Static and Dynamic Electronic Properties of Weyl Semimetal NbP - A Single Crystal 93Nb-NMR Study

Nuclear magnetic resonance (NMR) techniques have been used to study the static and dynamic microscopic properties of the Weyl semimetal NbP. From a complete analysis of the angular dependence of the Nb-93-NMR spectra in a single crystal, the parameters for the electric quadrupole interactions and the magnetic hyperfine interactions were determined to be nu(Q) = 0.61 MHz, eta = 0.20, (K-XX, K-YY, K-ZZ)=(-0.06,0.11,-0.11)% at 4.5 K. The temperature and field dependence of the Nb-93 Knight shift revealed a characteristic feature of the shape of the density of states with nearly massless fermions.
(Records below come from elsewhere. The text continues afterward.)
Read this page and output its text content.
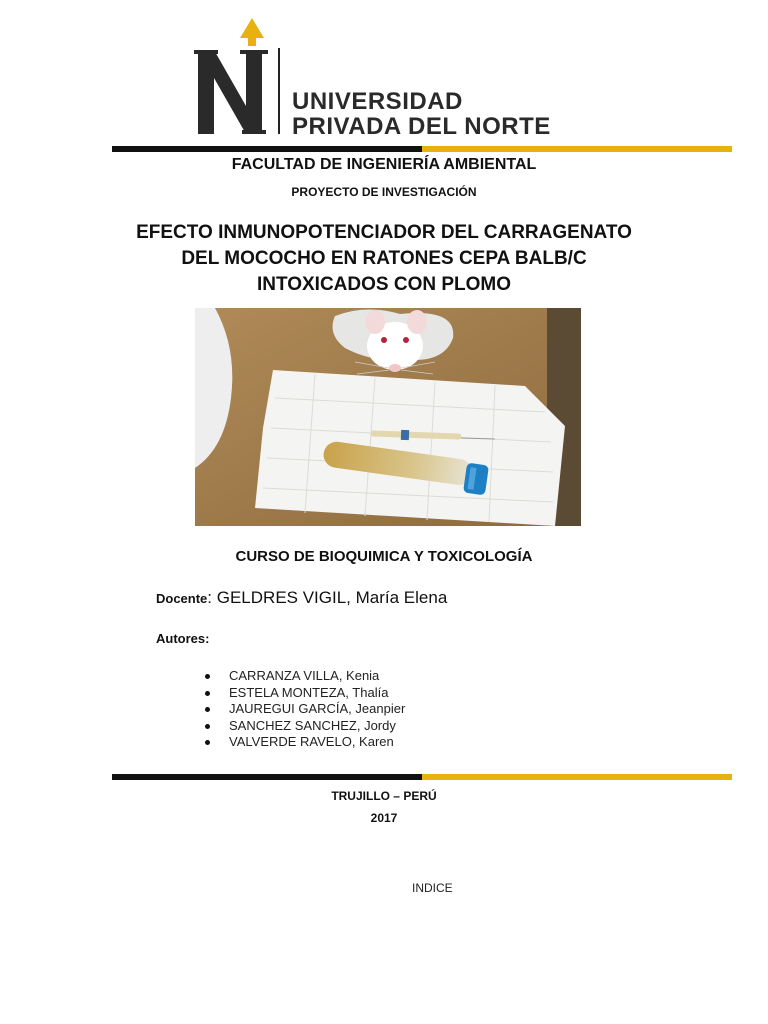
UNIVERSIDAD
PRIVADA DEL NORTE
FACULTAD DE INGENIERÍA AMBIENTAL
PROYECTO DE INVESTIGACIÓN
EFECTO INMUNOPOTENCIADOR DEL CARRAGENATO
DEL MOCOCHO EN RATONES CEPA BALB/C
INTOXICADOS CON PLOMO
CURSO DE BIOQUIMICA Y TOXICOLOGÍA
Docente: GELDRES VIGIL, María Elena
Autores:
CARRANZA VILLA, Kenia
ESTELA MONTEZA, Thalía
JAUREGUI GARCÍA, Jeanpier
SANCHEZ SANCHEZ, Jordy
VALVERDE RAVELO, Karen
TRUJILLO – PERÚ
2017
INDICE
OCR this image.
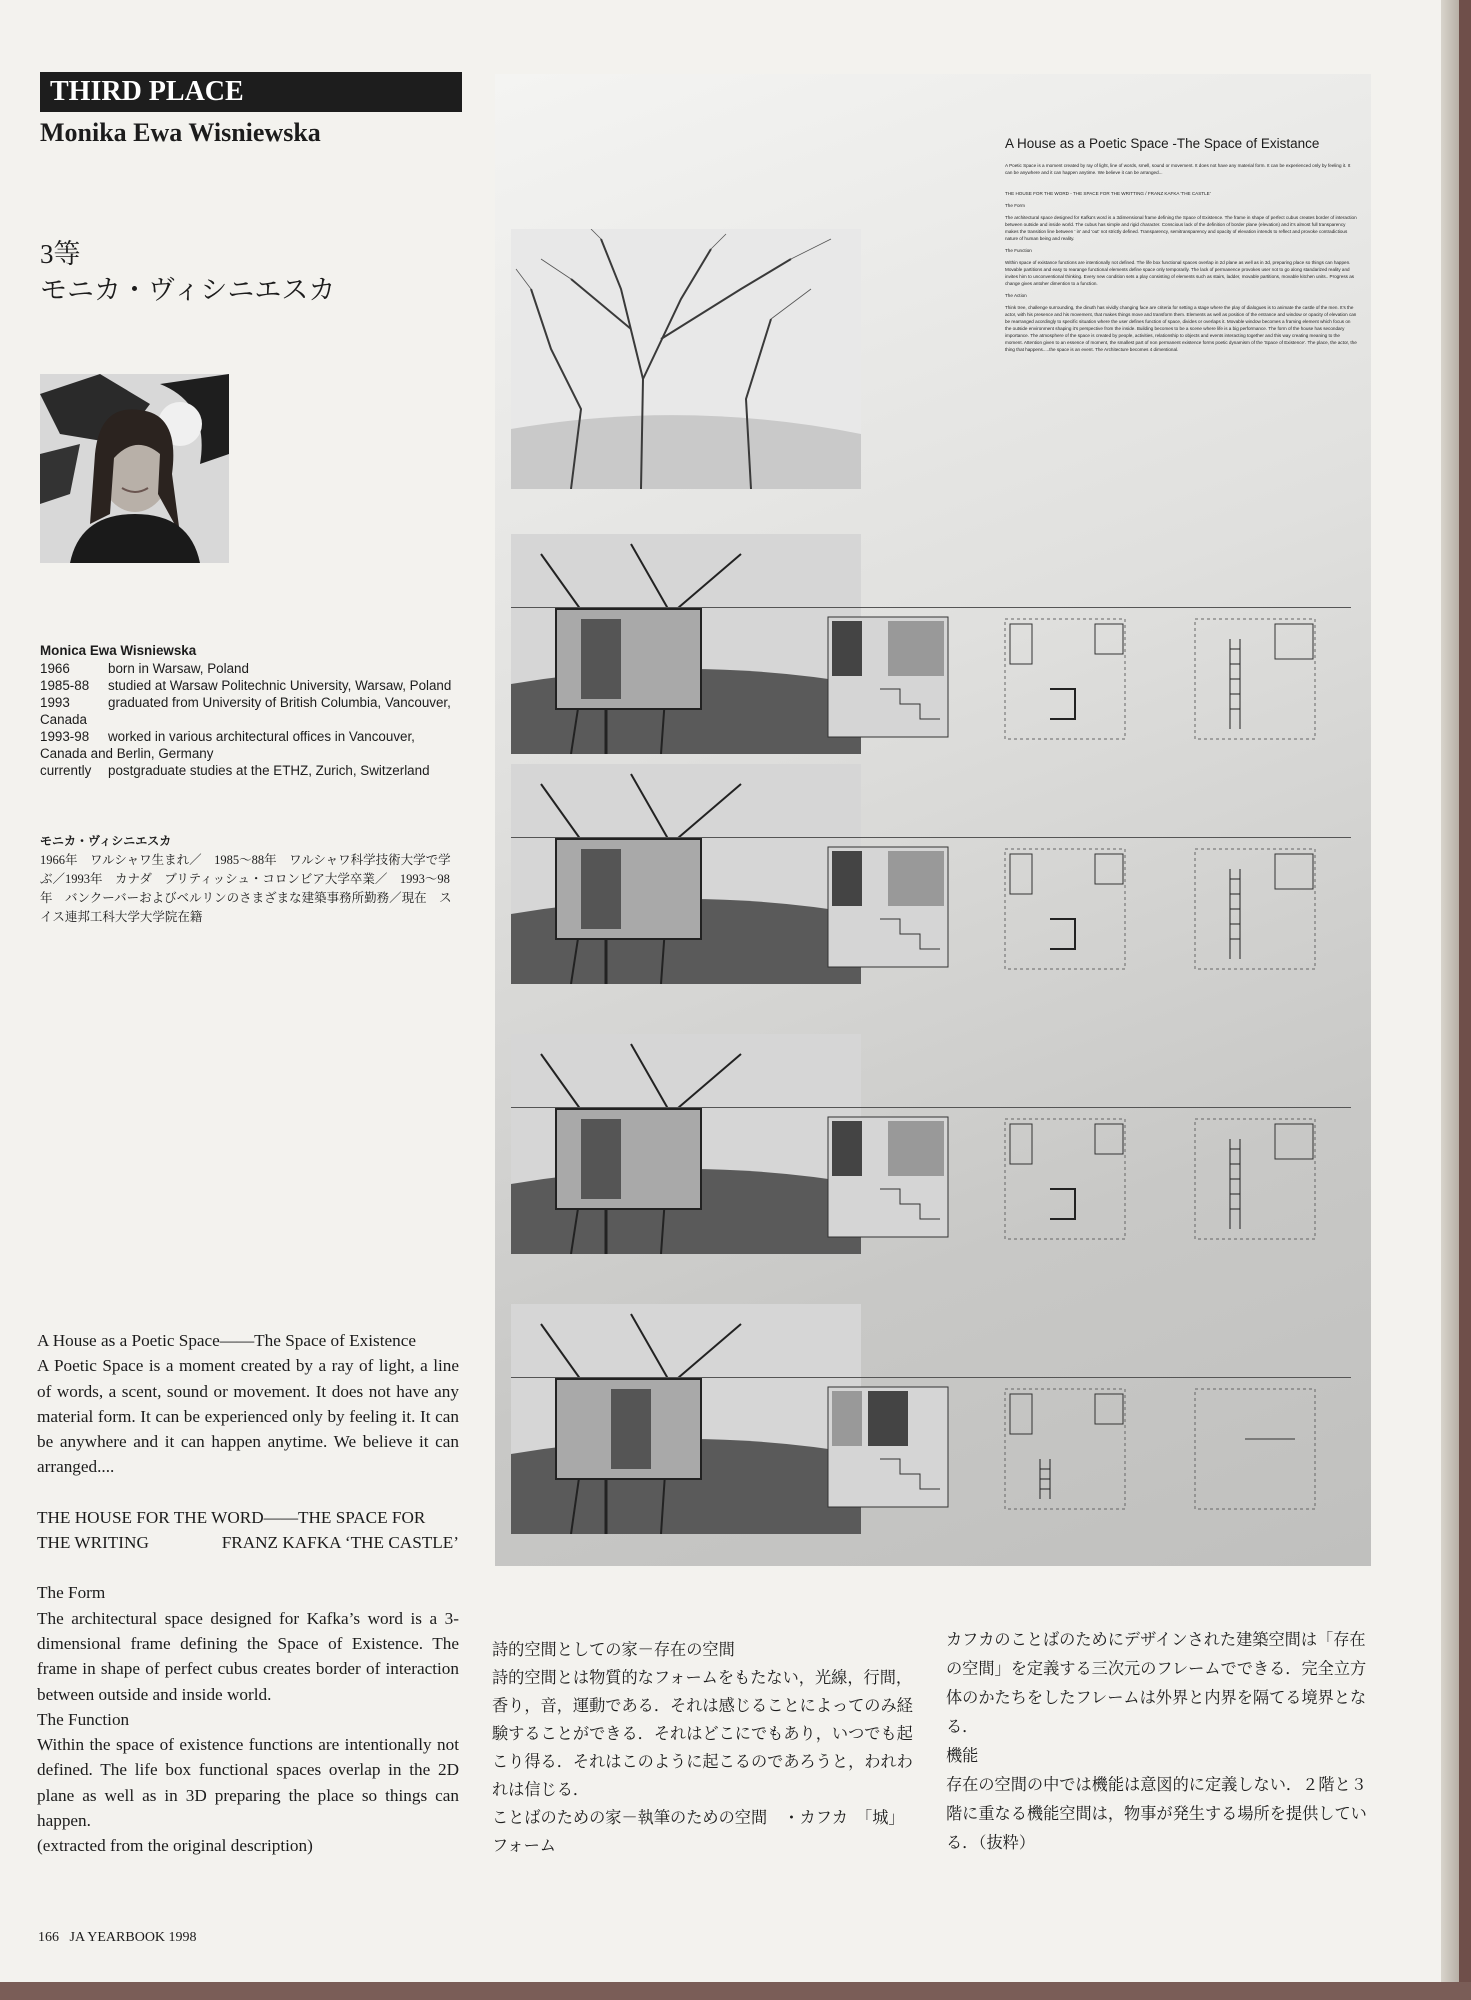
THIRD PLACE
Monika Ewa Wisniewska
3等
モニカ・ヴィシニエスカ
Monica Ewa Wisniewska
1966	born in Warsaw, Poland
1985-88 studied at Warsaw Politechnic University, Warsaw, Poland
1993	graduated from University of British Columbia, Vancouver, Canada
1993-98 worked in various architectural offices in Vancouver, Canada and Berlin, Germany
currently	postgraduate studies at the ETHZ, Zurich, Switzerland
モニカ・ヴィシニエスカ
1966年　ワルシャワ生まれ／　1985～88年　ワルシャワ科学技術大学で学ぶ／1993年　カナダ　ブリティッシュ・コロンビア大学卒業／　1993～98年　バンクーバーおよびベルリンのさまざまな建築事務所勤務／現在　スイス連邦工科大学大学院在籍

A House as a Poetic Space——The Space of Existence

A Poetic Space is a moment created by a ray of light, a line of words, a scent, sound or movement. It does not have any material form. It can be experienced only by feeling it. It can be anywhere and it can happen anytime. We believe it can arranged....

THE HOUSE FOR THE WORD——THE SPACE FOR

THE WRITING	FRANZ KAFKA ‘THE CASTLE’

The Form

The architectural space designed for Kafka’s word is a 3-dimensional frame defining the Space of Existence. The frame in shape of perfect cubus creates border of interaction between outside and inside world.

The Function

Within the space of existence functions are intentionally not defined. The life box functional spaces overlap in the 2D plane as well as in 3D preparing the place so things can happen.

(extracted from the original description)

詩的空間としての家－存在の空間

詩的空間とは物質的なフォームをもたない，光線，行間，香り，音，運動である．それは感じることによってのみ経験することができる．それはどこにでもあり，いつでも起こり得る．それはこのように起こるのであろうと，われわれは信じる．

ことばのための家－執筆のための空間　・カフカ　「城」

フォーム

カフカのことばのためにデザインされた建築空間は「存在の空間」を定義する三次元のフレームでできる．完全立方体のかたちをしたフレームは外界と内界を隔てる境界となる．

機能

存在の空間の中では機能は意図的に定義しない．２階と３階に重なる機能空間は，物事が発生する場所を提供している．（抜粋）

166 JA YEARBOOK 1998
A House as a Poetic Space -The Space of Existance

A Poetic Space is a moment created by ray of light, line of words, smell, sound or movement. It does not have any material form. It can be experienced only by feeling it. It can be anywhere and it can happen anytime. We believe it can be arranged...

THE HOUSE FOR THE WORD - THE SPACE FOR THE WRITTING / FRANZ KAFKA 'THE CASTLE'

The Form

The architectural space designed for Kafka's word is a 3dimensional frame defining the Space of Existence. The frame in shape of perfect cubus creates border of interaction between outside and inside world. The cubus has simple and rigid character. Conscious lack of the definition of border plane (elevation) and it's almost full transparency makes the transition line between ' in' and 'out' not strictly defined. Transparency, semitransparency and opacity of elevation intends to reflect and provoke contradictious nature of human being and reality.

The Function

Within space of existance functions are intentionally not defined. The life box functional spaces overlap in 2d plane as well as in 3d, preparing place so things can happen. Movable partitions and easy to rearange functional elements define space only temporarily. The lack of permanence provokes user not to go along standarized reality and invites him to unconventional thinking. Every new condition sets a play consisting of elements such as stairs, ladder, movable partitions, movable kitchen units.. Progress as change gives antoher dimention to a function.

The Action

Think tree, challenge surrounding, the dinuth has vividly changing face are criteria for setting a stage where the play of dialogues is to animate the castle of the men. It's the actor, with his presence and his movement, that makes things move and transform them. Elements as well as position of the entrance and window or opacity of elevation can be rearranged acordingly to specific situation where the user defines function of space, divides or overlaps it. Movable window becomes a framing element which focus on the outside environment shaping it's perspective from the inside. Building becomes to be a scene where life is a big performance. The form of the house has secondary importance. The atmosphere of the space is created by people, activities, relationship to objects and events interacting together and this way creating meaning to the moment. Attention given to an essence of moment, the smallest part of non permanent existence forms poetic dynamism of the 'Space of Existence'. The place, the actor, the thing that happens.....the space is an event. The Architecture becomes 4 dimentional.
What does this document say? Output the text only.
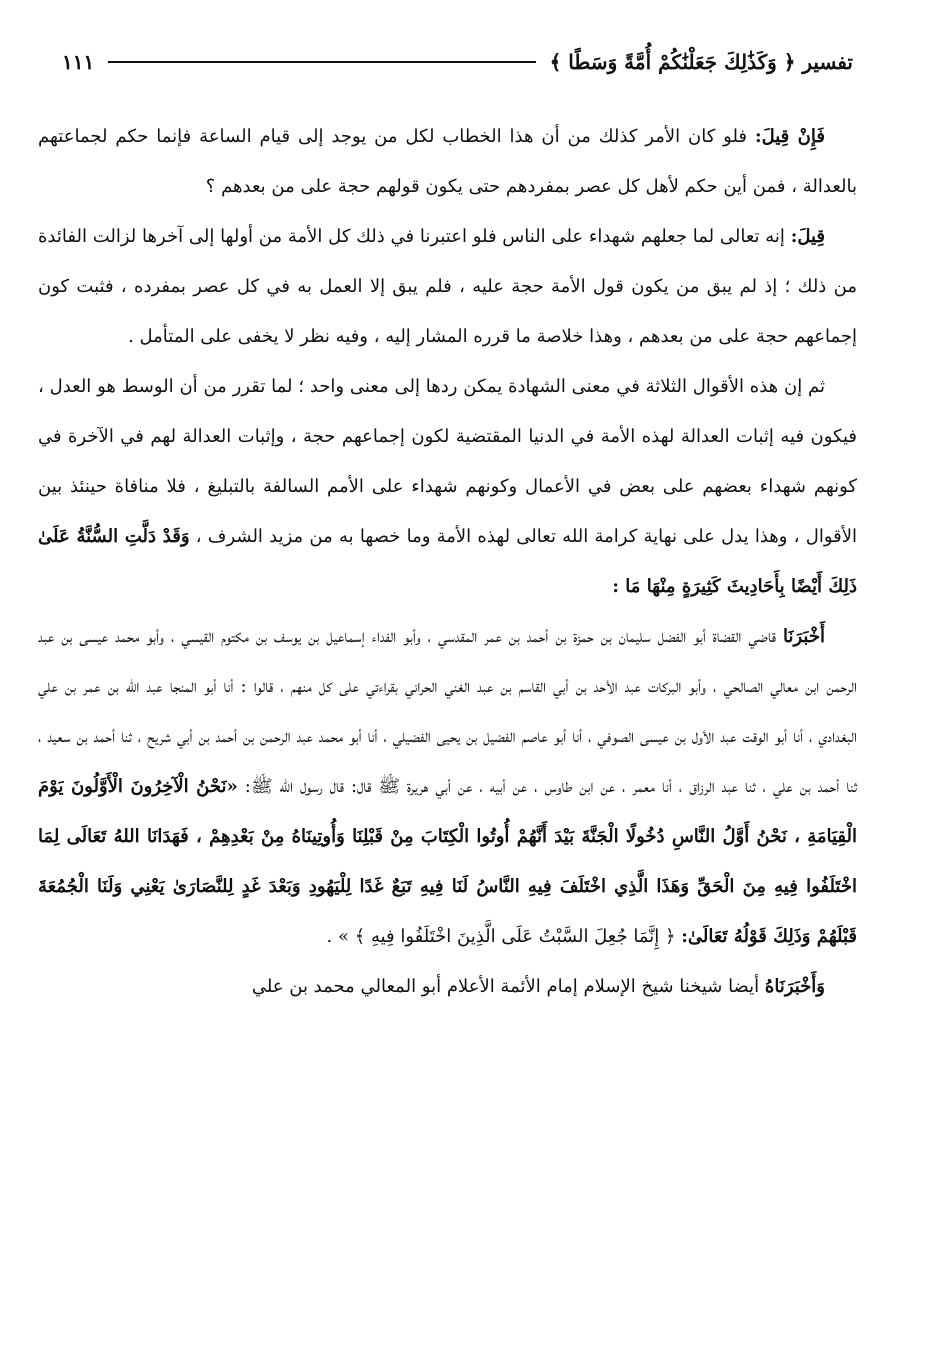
تفسير ﴿ وَكَذَٰلِكَ جَعَلْنَٰكُمْ أُمَّةً وَسَطًا ﴾
١١١

فَإِنْ قِيلَ: فلو كان الأمر كذلك من أن هذا الخطاب لكل من يوجد إلى قيام الساعة فإنما حكم لجماعتهم بالعدالة ، فمن أين حكم لأهل كل عصر بمفردهم حتى يكون قولهم حجة على من بعدهم ؟

قِيلَ: إنه تعالى لما جعلهم شهداء على الناس فلو اعتبرنا في ذلك كل الأمة من أولها إلى آخرها لزالت الفائدة من ذلك ؛ إذ لم يبق من يكون قول الأمة حجة عليه ، فلم يبق إلا العمل به في كل عصر بمفرده ، فثبت كون إجماعهم حجة على من بعدهم ، وهذا خلاصة ما قرره المشار إليه ، وفيه نظر لا يخفى على المتأمل .

ثم إن هذه الأقوال الثلاثة في معنى الشهادة يمكن ردها إلى معنى واحد ؛ لما تقرر من أن الوسط هو العدل ، فيكون فيه إثبات العدالة لهذه الأمة في الدنيا المقتضية لكون إجماعهم حجة ، وإثبات العدالة لهم في الآخرة في كونهم شهداء بعضهم على بعض في الأعمال وكونهم شهداء على الأمم السالفة بالتبليغ ، فلا منافاة حينئذ بين الأقوال ، وهذا يدل على نهاية كرامة الله تعالى لهذه الأمة وما خصها به من مزيد الشرف ، وَقَدْ دَلَّتِ السُّنَّةُ عَلَىٰ ذَلِكَ أَيْضًا بِأَحَادِيثَ كَثِيرَةٍ مِنْهَا مَا :

أَخْبَرَنَا قاضي القضاة أبو الفضل سليمان بن حمزة بن أحمد بن عمر المقدسي ، وأبو الفداء إسماعيل بن يوسف بن مكتوم القيسي ، وأبو محمد عيسى بن عبد الرحمن ابن معالي الصالحي ، وأبو البركات عبد الأحد بن أبي القاسم بن عبد الغني الحراني بقراءتي على كل منهم ، قالوا : أنا أبو المنجا عبد الله بن عمر بن علي البغدادي ، أنا أبو الوقت عبد الأول بن عيسى الصوفي ، أنا أبو عاصم الفضيل بن يحيى الفضيلي ، أنا أبو محمد عبد الرحمن بن أحمد بن أبي شريح ، ثنا أحمد بن سعيد ، ثنا أحمد بن علي ، ثنا عبد الرزاق ، أنا معمر ، عن ابن طاوس ، عن أبيه ، عن أبي هريرة ﷺ قال: قال رسول الله ﷺ: «نَحْنُ الْآخِرُونَ الْأَوَّلُونَ يَوْمَ الْقِيَامَةِ ، نَحْنُ أَوَّلُ النَّاسِ دُخُولًا الْجَنَّةَ بَيْدَ أَنَّهُمْ أُوتُوا الْكِتَابَ مِنْ قَبْلِنَا وَأُوتِينَاهُ مِنْ بَعْدِهِمْ ، فَهَدَانَا اللهُ تَعَالَى لِمَا اخْتَلَفُوا فِيهِ مِنَ الْحَقِّ وَهَذَا الَّذِي اخْتَلَفَ فِيهِ النَّاسُ لَنَا فِيهِ تَبَعٌ غَدًا لِلْيَهُودِ وَبَعْدَ غَدٍ لِلنَّصَارَىٰ يَعْنِي وَلَنَا الْجُمُعَةَ قَبْلَهُمْ وَذَلِكَ قَوْلُهُ تَعَالَىٰ: ﴿ إِنَّمَا جُعِلَ السَّبْتُ عَلَى الَّذِينَ اخْتَلَفُوا فِيهِ ﴾ » .

وَأَخْبَرَنَاهُ أيضا شيخنا شيخ الإسلام إمام الأئمة الأعلام أبو المعالي محمد بن علي
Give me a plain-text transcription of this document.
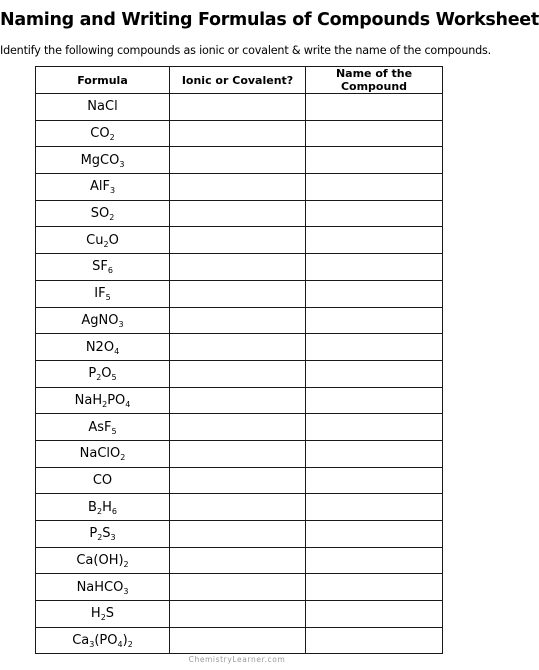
Naming and Writing Formulas of Compounds Worksheet
Identify the following compounds as ionic or covalent & write the name of the compounds.
Formula	Ionic or Covalent?	Name of the Compound
NaCl		
$CO_2$		
MgCO$_3$		
AlF$_3$		
$SO_2$		
$Cu_2O$		
$SF_6$		
$IF_5$		
AgNO$_3$		
$N2O_4$		
$P_2O_5$		
$NaH_2PO_4$		
AsF$_5$		
NaClO$_2$		
CO		
$B_2H_6$		
$P_2S_3$		
$Ca(OH)_2$		
NaHCO$_3$		
$H_2S$		
$Ca_3(PO_4)_2$		
ChemistryLearner.com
We clearly observed a quantum oscillation of the Knight shift associated with the band structure, whose frequency was in good agreement with the previous bulk measurements. The temperature dependence of the spin-lattice relaxation rate, 1/T1T, showed an almost constant behavior for 30 < T < 180 K, while a weak temperature dependence was observed below similar to 30 K. This contrasts with the behavior observed in TaP and TaAs, where the 1/T1T measured by the Ta-181 nuclear quadrupole resonance (NQR) shows 1/T1T proportional to T-2 and T-4 above approximately 30 K. In TaP, the temperature dependent orbital hyperfine interaction plays a significant role in nuclear relaxation, whereas this contribution is not observed in TaAs. Two-component spin echo oscillations were observed. The shorter-period oscillation is attributed to the origin of quadrupole coupling, while the longer-period oscillation indicates the presence of indirect nuclear spin-spin coupling, as discussed in other Weyl semimetal like TaP.